The incapacity of the government and the education sector to provide online instruction and learning to significant portions of rural communities, where families could not buy smart gadgets and where internet connectivity issues remain poor, may have been the sad effect of this pandemic. According to a survey conducted in September 2021, only 8% of children in India’s rural areas and 25% of those living in cities had credentials for regular online education.
Academic places continue to be out of the poor’s reach when it comes to offering access to a variety of information on the internet. Due to the pandemic, libraries were essentially closed to the general public. As a result, a significant amount of academic content and related discussion naturally moved online. Even if the internet is accessible, it can be quite difficult for people from lower socioeconomic levels to participate in these intellectual environments. Because academic content is kept behind paywalls in online archives like Jstor, it is particularly difficult for disadvantaged college students to get important data for their study and use. The pandemic has practically prevented the needy from accessing internet educational materials because it has limited offline modalities of schooling.
Approximately 80% of Indians, or 190 million people, do not have a bank invoice, according to the 2017 Global Findex study from the World Bank. The survey discovered that 48% of those who do have bank accounts have inactive ones, the highest percentage of dormant accounts anywhere in the globe. Going cashless is still a pipe dream if the first requirement for digital transactions, having a bank invoice, is not met.
According to the Center for Sustainable Employment by APU’s “State of India 2021 – Working One Year of Covid 19” report, the pandemic has caused an additional 230 million people in India to become poor.
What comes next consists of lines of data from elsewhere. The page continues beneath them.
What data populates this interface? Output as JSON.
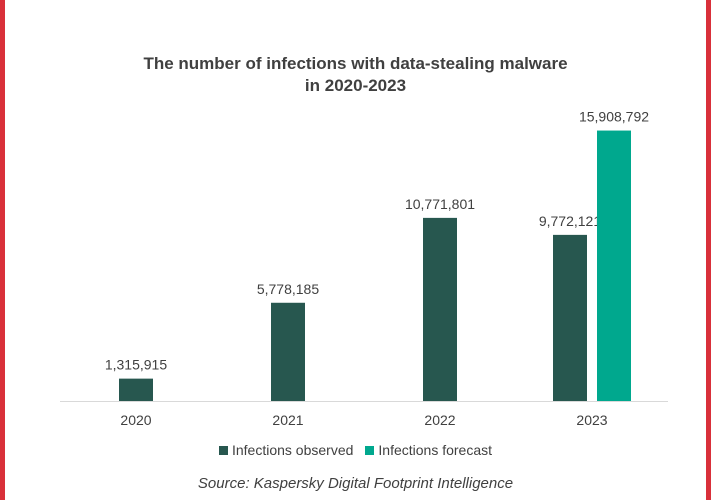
{
  "chart_data": {
    "type": "bar",
    "title_lines": [
      "The number of infections with data-stealing malware",
      "in 2020-2023"
    ],
    "categories": [
      "2020",
      "2021",
      "2022",
      "2023"
    ],
    "series": [
      {
        "name": "Infections observed",
        "color": "#27574f",
        "values": [
          1315915,
          5778185,
          10771801,
          9772121
        ],
        "labels": [
          "1,315,915",
          "5,778,185",
          "10,771,801",
          "9,772,121"
        ]
      },
      {
        "name": "Infections forecast",
        "color": "#00a88e",
        "values": [
          null,
          null,
          null,
          15908792
        ],
        "labels": [
          "",
          "",
          "",
          "15,908,792"
        ]
      }
    ],
    "ylim": [
      0,
      18000000
    ],
    "grid": false,
    "legend_position": "bottom"
  },
  "source": "Source: Kaspersky Digital Footprint Intelligence",
  "colors": {
    "frame": "#d9303a",
    "text": "#404040",
    "axis": "#d9d9d9"
  }
}
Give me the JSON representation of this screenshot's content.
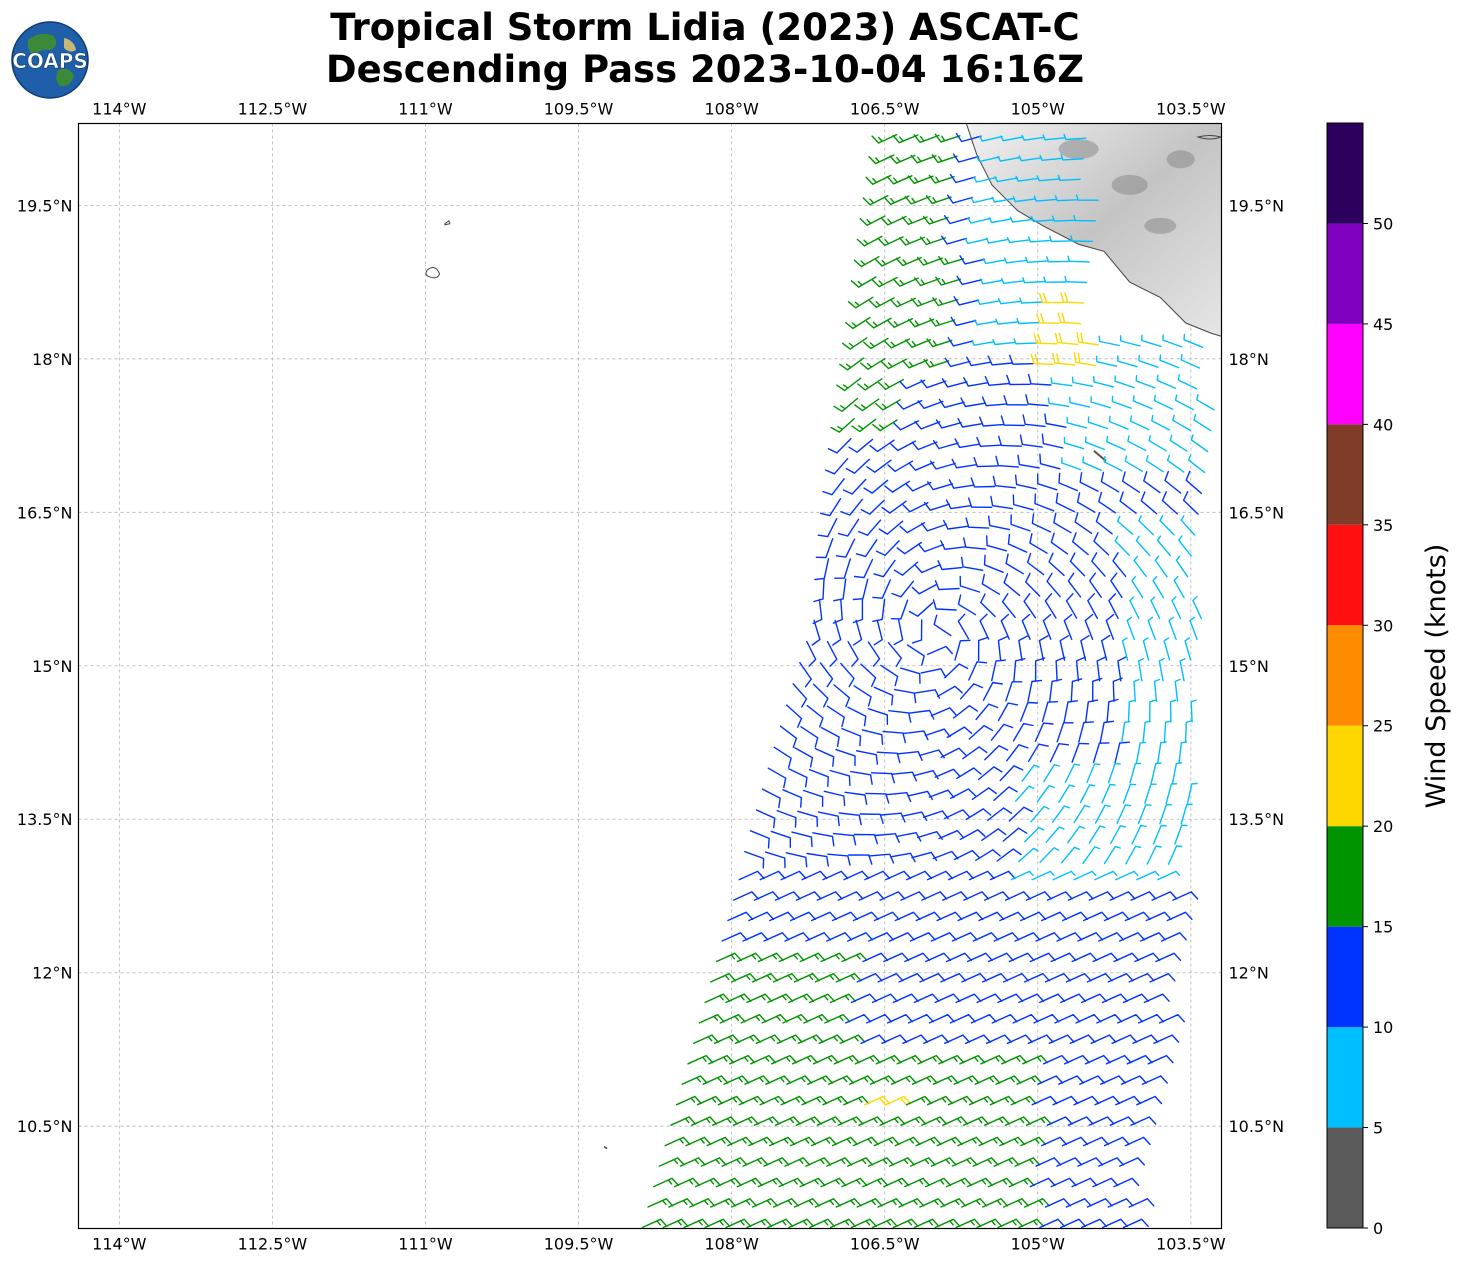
{
  "title_line1": "Tropical Storm Lidia (2023) ASCAT-C",
  "title_line2": "Descending Pass 2023-10-04 16:16Z",
  "logo": {
    "text": "COAPS",
    "icon": "globe-logo-icon"
  },
  "colorbar": {
    "label": "Wind Speed (knots)",
    "ticks": [
      "0",
      "5",
      "10",
      "15",
      "20",
      "25",
      "30",
      "35",
      "40",
      "45",
      "50"
    ],
    "bins": [
      {
        "range": [
          0,
          5
        ],
        "color": "#5a5a5a"
      },
      {
        "range": [
          5,
          10
        ],
        "color": "#00bfff"
      },
      {
        "range": [
          10,
          15
        ],
        "color": "#0033ff"
      },
      {
        "range": [
          15,
          20
        ],
        "color": "#009400"
      },
      {
        "range": [
          20,
          25
        ],
        "color": "#ffd700"
      },
      {
        "range": [
          25,
          30
        ],
        "color": "#ff8c00"
      },
      {
        "range": [
          30,
          35
        ],
        "color": "#ff0f0f"
      },
      {
        "range": [
          35,
          40
        ],
        "color": "#803c28"
      },
      {
        "range": [
          40,
          45
        ],
        "color": "#ff00ff"
      },
      {
        "range": [
          45,
          50
        ],
        "color": "#8000bf"
      },
      {
        "range": [
          50,
          55
        ],
        "color": "#2e005e"
      }
    ]
  },
  "chart_data": {
    "type": "scatter",
    "title": "Tropical Storm Lidia (2023) ASCAT-C Descending Pass 2023-10-04 16:16Z",
    "xlim": [
      -114.4,
      -103.2
    ],
    "ylim": [
      9.5,
      20.3
    ],
    "grid": true,
    "xticks": [
      -114,
      -112.5,
      -111,
      -109.5,
      -108,
      -106.5,
      -105,
      -103.5
    ],
    "xtick_labels": [
      "114°W",
      "112.5°W",
      "111°W",
      "109.5°W",
      "108°W",
      "106.5°W",
      "105°W",
      "103.5°W"
    ],
    "yticks": [
      10.5,
      12,
      13.5,
      15,
      16.5,
      18,
      19.5
    ],
    "ytick_labels": [
      "10.5°N",
      "12°N",
      "13.5°N",
      "15°N",
      "16.5°N",
      "18°N",
      "19.5°N"
    ],
    "storm_center": [
      -106.0,
      15.3
    ],
    "swath": {
      "left_edge": [
        [
          -108.85,
          9.5
        ],
        [
          -107.2,
          15.4
        ],
        [
          -106.5,
          20.3
        ]
      ],
      "right_edge": [
        [
          -104.0,
          9.5
        ],
        [
          -103.5,
          12.5
        ],
        [
          -103.2,
          20.3
        ]
      ]
    },
    "wind_speed_bands": [
      {
        "region": "south-west of swath (y < 11.3)",
        "speed_kt": 17,
        "color_bin": "15-20"
      },
      {
        "region": "south-east band",
        "speed_kt": 13,
        "color_bin": "10-15"
      },
      {
        "region": "inner core near center",
        "speed_kt": 13,
        "color_bin": "10-15"
      },
      {
        "region": "outer western ring",
        "speed_kt": 17,
        "color_bin": "15-20"
      },
      {
        "region": "north-east near coast",
        "speed_kt": 8,
        "color_bin": "5-10"
      },
      {
        "region": "isolated patches",
        "speed_kt": 22,
        "color_bin": "20-25"
      }
    ]
  }
}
In every way, the epidemic has widened the gap between the elite and the general populace. While moving the majority of the job online has its advantages, it has also produced a very elite system that excludes the disadvantaged. After the epidemic, the upper class has been the only group that the digital world has catered to. For example, the more privileged a person is, the easier it will be for them to replace traditional ways of transaction and join making the entire procedure less time-consuming for them; this is the cashless flow of money.